Endocrinologists and neurologists would later describe the chemistry of the sensation of danger survived, but those who felt the rush didn’t need the details to know its attraction. War isn’t the only activity that brings it on; climbing mountains, hunting large predators, jumping from airplanes and riding tall roller-coasters can have similar effects.
But war has the advantage of building a reputation at the same time. “I am more ambitious for a reputation for personal courage than anything else in the world,” Churchill wrote to his mother. In Churchill’s case war gave a chance of starting over. “Being in many ways a coward—particularly at school—there is no ambition I cherish so keenly as to gain a reputation for physical courage,” he told his brother.
Theodore Roosevelt felt the same way. Born in New York City just before the Civil War, Roosevelt watched the soldiers heading off to battle. He could hardly imagine joining them, for not only was he too young but he was constantly sick. A life of action, let alone of glory, seemed beyond all hope. But his father—a strong, hearty man who was everything his son aspired to be—challenged the boy to “make his body.” Roosevelt accepted the challenge. With the help of personal trainers and coaches, he lifted weights, learned to box and wrestle, tramped about forests, scaled mountains, and otherwise tested himself physically in every manner possible. As is often the case in such instances, Roosevelt’s challenge acquired moral overtones. To become a man required displaying strength of body and character. The ultimate test for Roosevelt, as for many young men throughout history, was war.
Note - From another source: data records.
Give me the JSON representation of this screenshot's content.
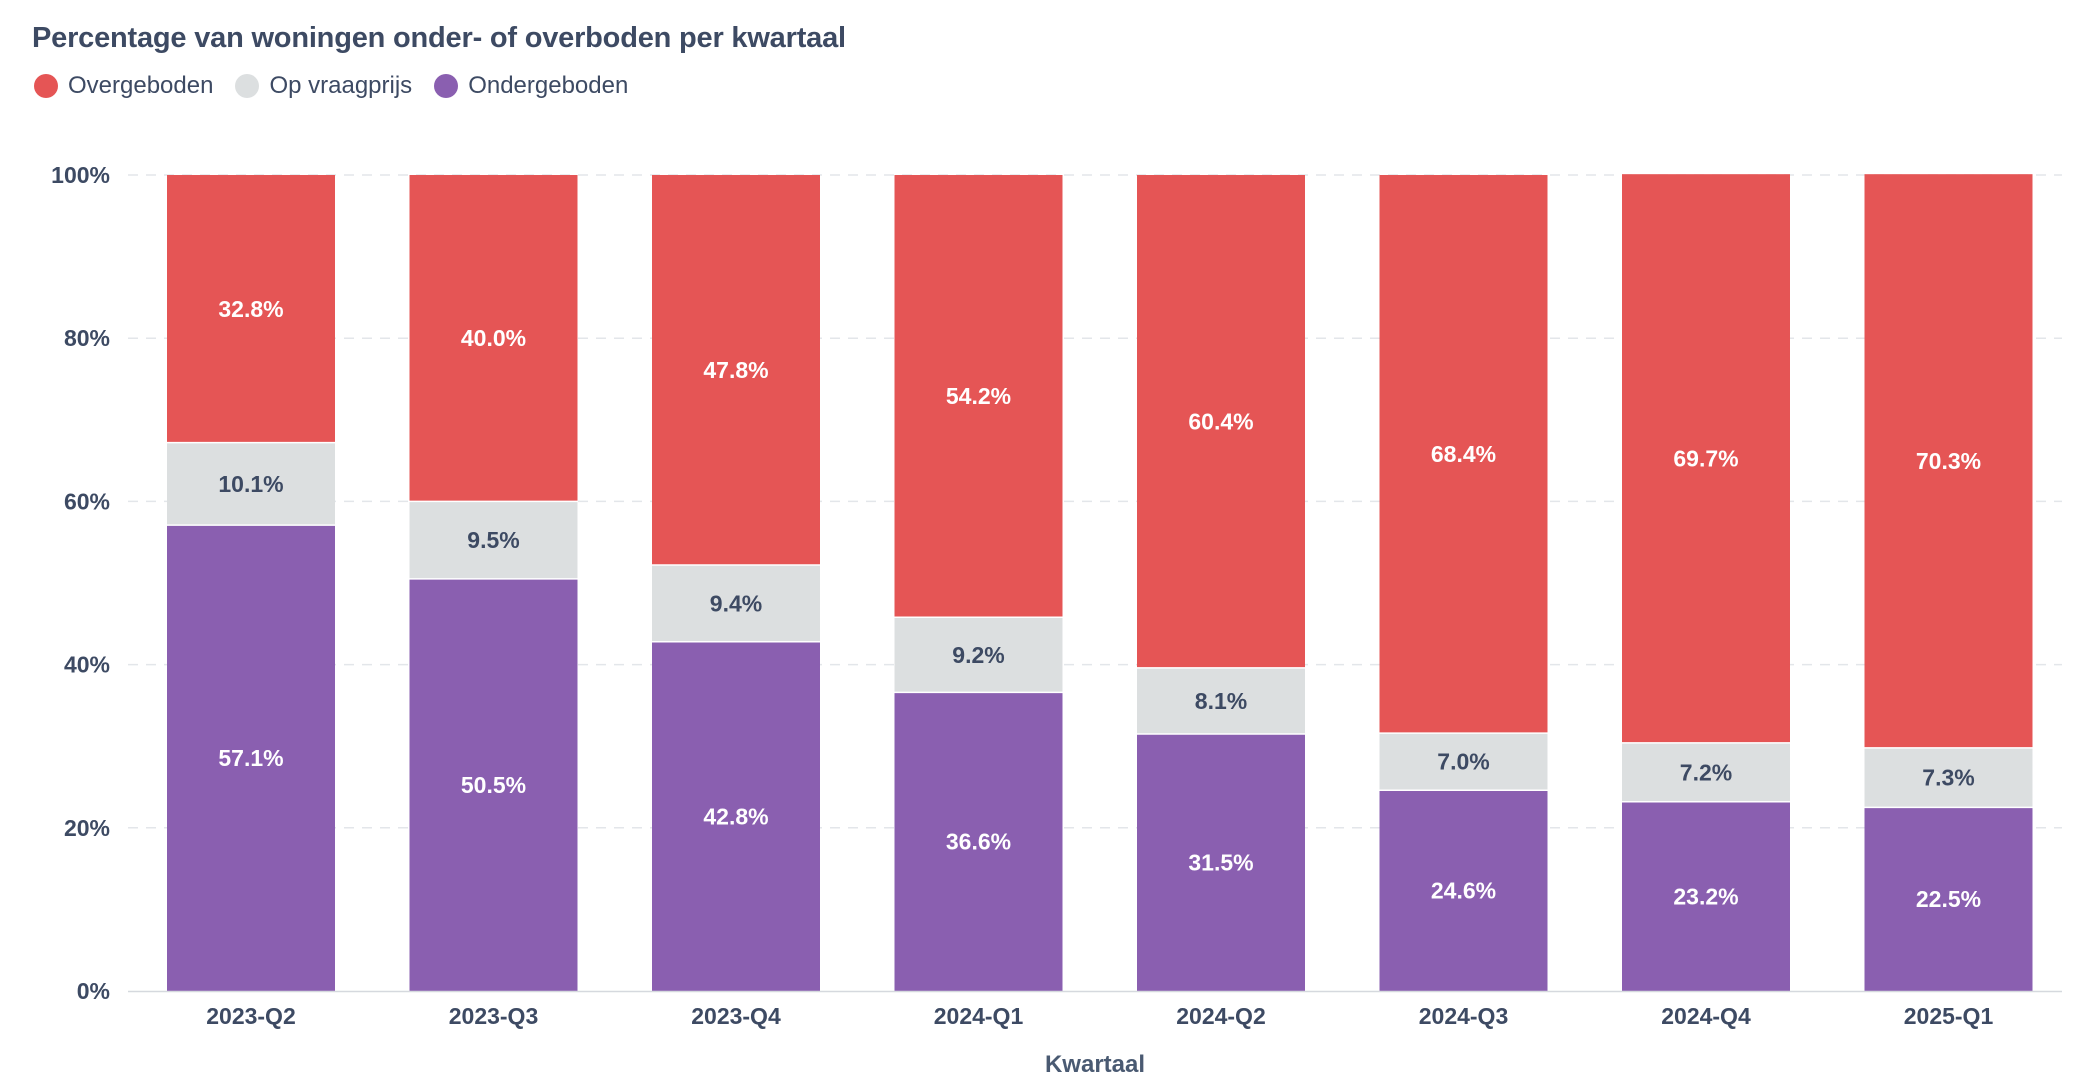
{
  "chart_data": {
    "type": "bar",
    "stacked": true,
    "title": "Percentage van woningen onder- of overboden per kwartaal",
    "xlabel": "Kwartaal",
    "ylabel": "",
    "ylim": [
      0,
      100
    ],
    "yticks": [
      0,
      20,
      40,
      60,
      80,
      100
    ],
    "ytick_labels": [
      "0%",
      "20%",
      "40%",
      "60%",
      "80%",
      "100%"
    ],
    "grid": true,
    "legend_position": "top-left",
    "categories": [
      "2023-Q2",
      "2023-Q3",
      "2023-Q4",
      "2024-Q1",
      "2024-Q2",
      "2024-Q3",
      "2024-Q4",
      "2025-Q1"
    ],
    "series": [
      {
        "name": "Ondergeboden",
        "color": "#8a5fb0",
        "label_color": "#ffffff",
        "values": [
          57.1,
          50.5,
          42.8,
          36.6,
          31.5,
          24.6,
          23.2,
          22.5
        ],
        "labels": [
          "57.1%",
          "50.5%",
          "42.8%",
          "36.6%",
          "31.5%",
          "24.6%",
          "23.2%",
          "22.5%"
        ]
      },
      {
        "name": "Op vraagprijs",
        "color": "#dcdfe0",
        "label_color": "#3d4a63",
        "values": [
          10.1,
          9.5,
          9.4,
          9.2,
          8.1,
          7.0,
          7.2,
          7.3
        ],
        "labels": [
          "10.1%",
          "9.5%",
          "9.4%",
          "9.2%",
          "8.1%",
          "7.0%",
          "7.2%",
          "7.3%"
        ]
      },
      {
        "name": "Overgeboden",
        "color": "#e55555",
        "label_color": "#ffffff",
        "values": [
          32.8,
          40.0,
          47.8,
          54.2,
          60.4,
          68.4,
          69.7,
          70.3
        ],
        "labels": [
          "32.8%",
          "40.0%",
          "47.8%",
          "54.2%",
          "60.4%",
          "68.4%",
          "69.7%",
          "70.3%"
        ]
      }
    ],
    "legend": [
      {
        "name": "Overgeboden",
        "color": "#e55555"
      },
      {
        "name": "Op vraagprijs",
        "color": "#dcdfe0"
      },
      {
        "name": "Ondergeboden",
        "color": "#8a5fb0"
      }
    ]
  }
}
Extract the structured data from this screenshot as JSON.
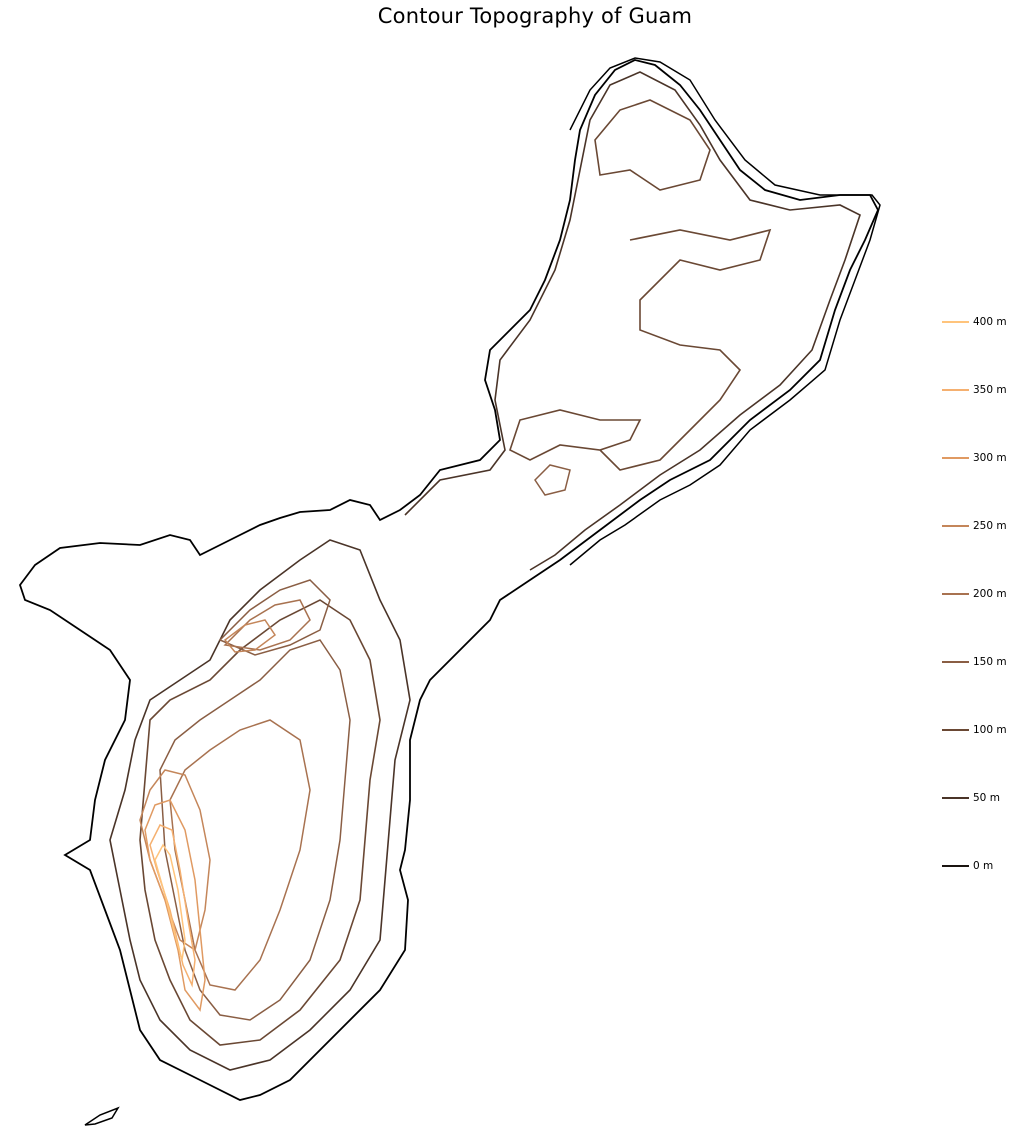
{
  "title": "Contour Topography of Guam",
  "legend": [
    {
      "label": "400 m",
      "color": "#ffc47c"
    },
    {
      "label": "350 m",
      "color": "#f5b070"
    },
    {
      "label": "300 m",
      "color": "#e09a62"
    },
    {
      "label": "250 m",
      "color": "#c4865a"
    },
    {
      "label": "200 m",
      "color": "#a87250"
    },
    {
      "label": "150 m",
      "color": "#8a5e44"
    },
    {
      "label": "100 m",
      "color": "#6a4834"
    },
    {
      "label": "50 m",
      "color": "#4a3428"
    },
    {
      "label": "0 m",
      "color": "#1a1410"
    }
  ]
}
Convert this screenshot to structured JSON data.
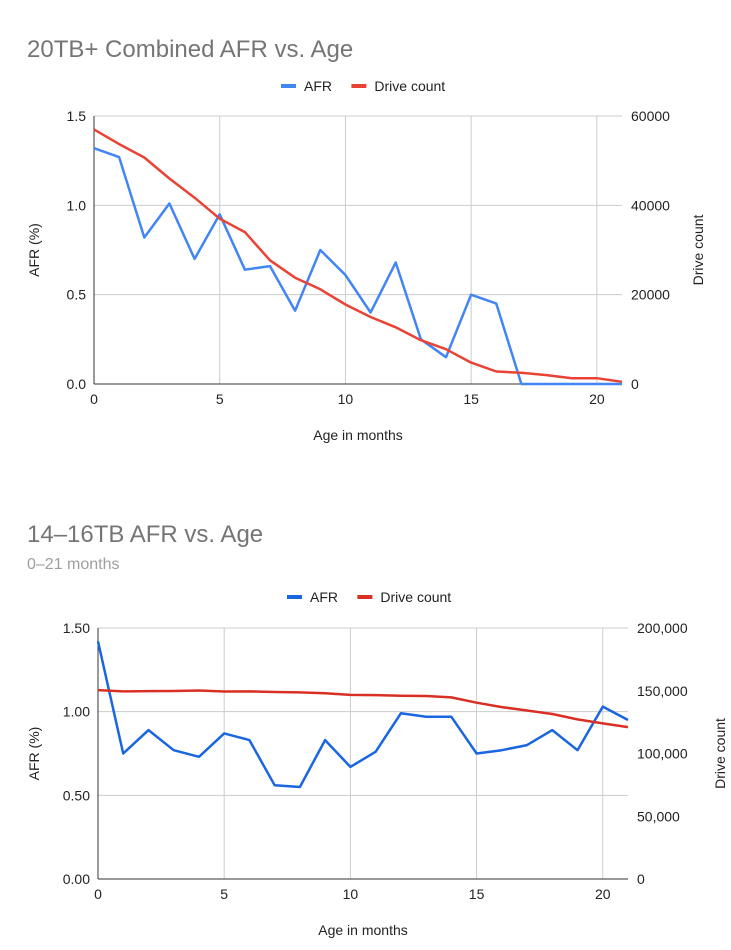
{
  "chart_data": [
    {
      "type": "line",
      "title": "20TB+ Combined AFR vs. Age",
      "subtitle": "",
      "xlabel": "Age in months",
      "ylabel": "AFR (%)",
      "y2label": "Drive count",
      "xlim": [
        0,
        21
      ],
      "ylim": [
        0,
        1.5
      ],
      "y2lim": [
        0,
        60000
      ],
      "x_ticks": [
        "0",
        "5",
        "10",
        "15",
        "20"
      ],
      "y_ticks": [
        "0.0",
        "0.5",
        "1.0",
        "1.5"
      ],
      "y2_ticks": [
        "0",
        "20000",
        "40000",
        "60000"
      ],
      "grid": true,
      "legend_position": "top",
      "x": [
        0,
        1,
        2,
        3,
        4,
        5,
        6,
        7,
        8,
        9,
        10,
        11,
        12,
        13,
        14,
        15,
        16,
        17,
        18,
        19,
        20,
        21
      ],
      "series": [
        {
          "name": "AFR",
          "axis": "left",
          "color": "#4285f4",
          "values": [
            1.32,
            1.27,
            0.82,
            1.01,
            0.7,
            0.95,
            0.64,
            0.66,
            0.41,
            0.75,
            0.61,
            0.4,
            0.68,
            0.25,
            0.15,
            0.5,
            0.45,
            0.0,
            0.0,
            0.0,
            0.0,
            0.0
          ]
        },
        {
          "name": "Drive count",
          "axis": "right",
          "color": "#ea4335",
          "values": [
            57000,
            53700,
            50700,
            46000,
            41700,
            37000,
            34000,
            27700,
            23800,
            21200,
            17800,
            15000,
            12700,
            9800,
            7800,
            4800,
            2800,
            2500,
            2000,
            1300,
            1300,
            500
          ]
        }
      ]
    },
    {
      "type": "line",
      "title": "14–16TB AFR vs. Age",
      "subtitle": "0–21 months",
      "xlabel": "Age in months",
      "ylabel": "AFR (%)",
      "y2label": "Drive count",
      "xlim": [
        0,
        21
      ],
      "ylim": [
        0,
        1.5
      ],
      "y2lim": [
        0,
        200000
      ],
      "x_ticks": [
        "0",
        "5",
        "10",
        "15",
        "20"
      ],
      "y_ticks": [
        "0.00",
        "0.50",
        "1.00",
        "1.50"
      ],
      "y2_ticks": [
        "0",
        "50,000",
        "100,000",
        "150,000",
        "200,000"
      ],
      "grid": true,
      "legend_position": "top",
      "x": [
        0,
        1,
        2,
        3,
        4,
        5,
        6,
        7,
        8,
        9,
        10,
        11,
        12,
        13,
        14,
        15,
        16,
        17,
        18,
        19,
        20,
        21
      ],
      "series": [
        {
          "name": "AFR",
          "axis": "left",
          "color": "#1a66e0",
          "values": [
            1.42,
            0.75,
            0.89,
            0.77,
            0.73,
            0.87,
            0.83,
            0.56,
            0.55,
            0.83,
            0.67,
            0.76,
            0.99,
            0.97,
            0.97,
            0.75,
            0.77,
            0.8,
            0.89,
            0.77,
            1.03,
            0.95
          ]
        },
        {
          "name": "Drive count",
          "axis": "right",
          "color": "#d93025",
          "values": [
            150500,
            149500,
            149700,
            149800,
            150200,
            149400,
            149500,
            149000,
            148700,
            148000,
            146700,
            146500,
            146000,
            145800,
            144700,
            140500,
            137000,
            134300,
            131500,
            127200,
            124000,
            121000
          ]
        }
      ]
    }
  ]
}
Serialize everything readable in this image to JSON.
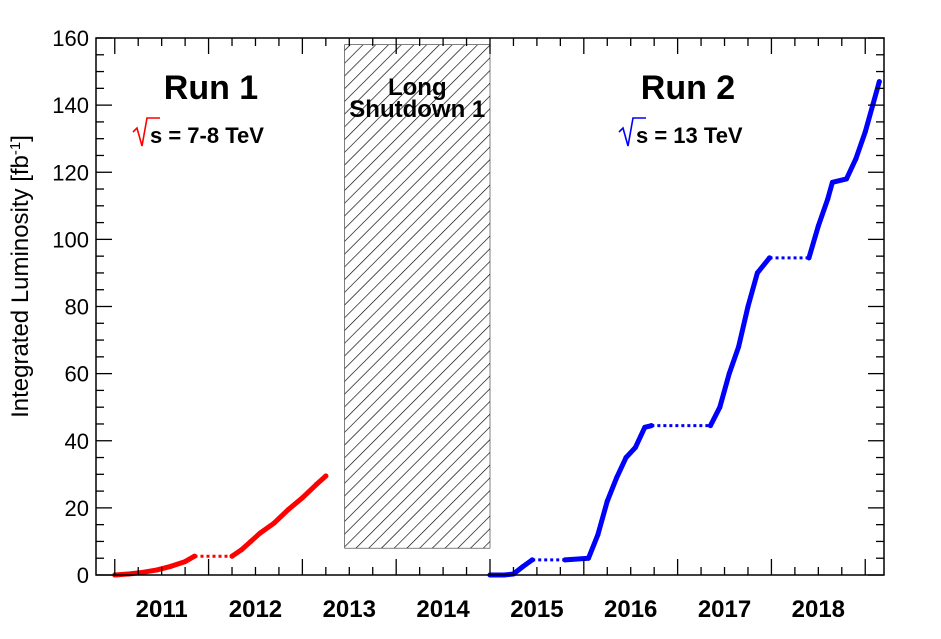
{
  "chart_data": {
    "type": "line",
    "title": "",
    "xlabel": "",
    "ylabel": "Integrated Luminosity [fb",
    "ylabel_superscript": "-1",
    "ylabel_close": "]",
    "xlim": [
      2010.8,
      2019.2
    ],
    "ylim": [
      0,
      160
    ],
    "grid": false,
    "x_tick_labels": [
      "2011",
      "2012",
      "2013",
      "2014",
      "2015",
      "2016",
      "2017",
      "2018"
    ],
    "y_tick_labels": [
      "0",
      "20",
      "40",
      "60",
      "80",
      "100",
      "120",
      "140",
      "160"
    ],
    "series": [
      {
        "name": "Run 1",
        "color": "#ff0000",
        "x": [
          2011.0,
          2011.15,
          2011.3,
          2011.45,
          2011.6,
          2011.75,
          2011.85,
          2012.25,
          2012.35,
          2012.45,
          2012.55,
          2012.7,
          2012.85,
          2013.0,
          2013.15,
          2013.25
        ],
        "y": [
          0,
          0.3,
          0.8,
          1.5,
          2.6,
          4.0,
          5.6,
          5.6,
          7.5,
          10.0,
          12.5,
          15.5,
          19.5,
          23.0,
          27.0,
          29.5
        ]
      },
      {
        "name": "Run 2",
        "color": "#0000ff",
        "x": [
          2015.0,
          2015.15,
          2015.25,
          2015.35,
          2015.45,
          2015.8,
          2016.05,
          2016.15,
          2016.25,
          2016.35,
          2016.45,
          2016.55,
          2016.65,
          2016.72,
          2017.35,
          2017.45,
          2017.55,
          2017.65,
          2017.75,
          2017.85,
          2017.98,
          2018.4,
          2018.5,
          2018.6,
          2018.65,
          2018.8,
          2018.9,
          2019.0,
          2019.08,
          2019.15
        ],
        "y": [
          0,
          0,
          0.3,
          2.5,
          4.5,
          4.5,
          5.0,
          12.0,
          22.0,
          29.0,
          35.0,
          38.0,
          44.0,
          44.5,
          44.5,
          50.0,
          60.0,
          68.0,
          80.0,
          90.0,
          94.5,
          94.5,
          104.0,
          112.0,
          117.0,
          118.0,
          124.0,
          132.0,
          140.0,
          147.0
        ]
      }
    ],
    "dotted_gaps": [
      {
        "series": "Run 1",
        "x": [
          2011.85,
          2012.25
        ],
        "y": 5.6
      },
      {
        "series": "Run 2",
        "x": [
          2015.45,
          2015.8
        ],
        "y": 4.5
      },
      {
        "series": "Run 2",
        "x": [
          2016.72,
          2017.35
        ],
        "y": 44.5
      },
      {
        "series": "Run 2",
        "x": [
          2017.98,
          2018.4
        ],
        "y": 94.5
      }
    ],
    "shaded_region": {
      "label_line1": "Long",
      "label_line2": "Shutdown 1",
      "x": [
        2013.45,
        2015.0
      ],
      "y": [
        8,
        158
      ]
    },
    "annotations": [
      {
        "text": "Run 1",
        "sub": "s = 7-8 TeV",
        "color": "#ff0000"
      },
      {
        "text": "Run 2",
        "sub": "s = 13 TeV",
        "color": "#0000ff"
      }
    ]
  }
}
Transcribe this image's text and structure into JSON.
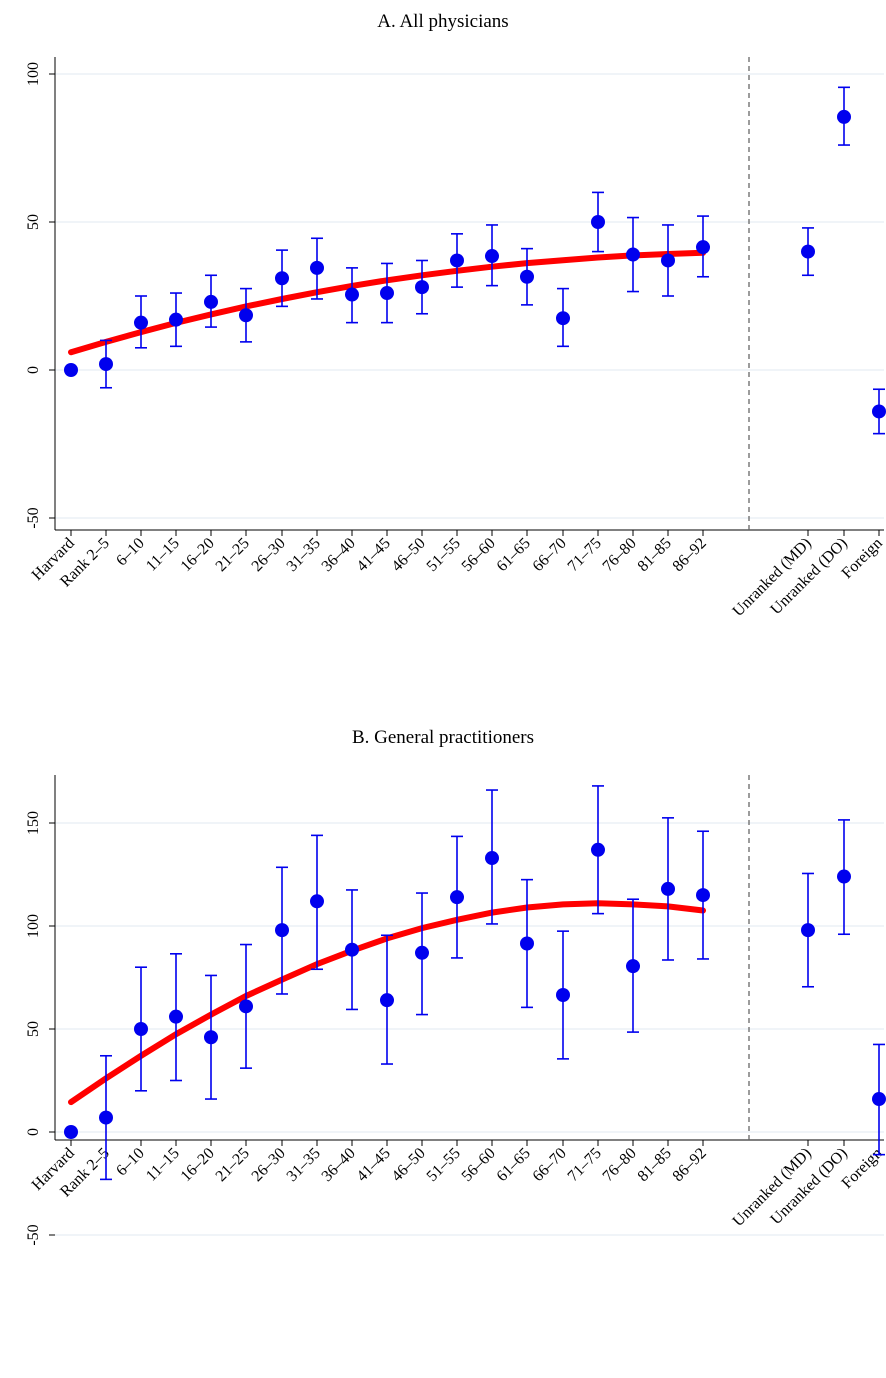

Among his friends Roosevelt acquired a reputation as a warmonger, wanting a war regardless of the enemy. “I should welcome almost any war, for I think this country needs one,” he declared in the mid-1890s. His sister thought he was the one who needed it. Their father, though a stout Unionist, had declined to put on the blue uniform during the Civil War, out of deference to his wife, a Georgian, who couldn’t bear the thought of her husband trying to kill her kin on the Confederate side. Roosevelt’s sister believed her brother wanted to erase that blot on the family escutcheon. He finally got his war when William McKinley bowed to the pressure Roosevelt and others war hawks had been applying over Spanish mistreatment of Cubans and asked Congress for a declaration of war against Spain.
Roosevelt immediately resigned his civilian position as assistant secretary of the navy, to put on the uniform his father had never worn, and to prove to himself that he was a man. “It was my one chance to do something for my country and for my family and my one chance to cut my little notch on the stick that stands as a measuring rod in every family,” he said later.
He organized a cavalry regiment, nicknamed the Rough Riders, and on their behalf bullied his way to the front in Cuba. In the battle for San Juan Hill, he performed as bravely as he had ever dreamed of doing. His comrades fell on his left and his right; good fortune, as much as anything else, kept him from falling with them. But when he survived, he was as proud as could be. Decades later, after accomplishments that mattered far more in the scheme of national and world history, he still cherished his chance to prove himself. “San Juan was the great day of my life,” he said.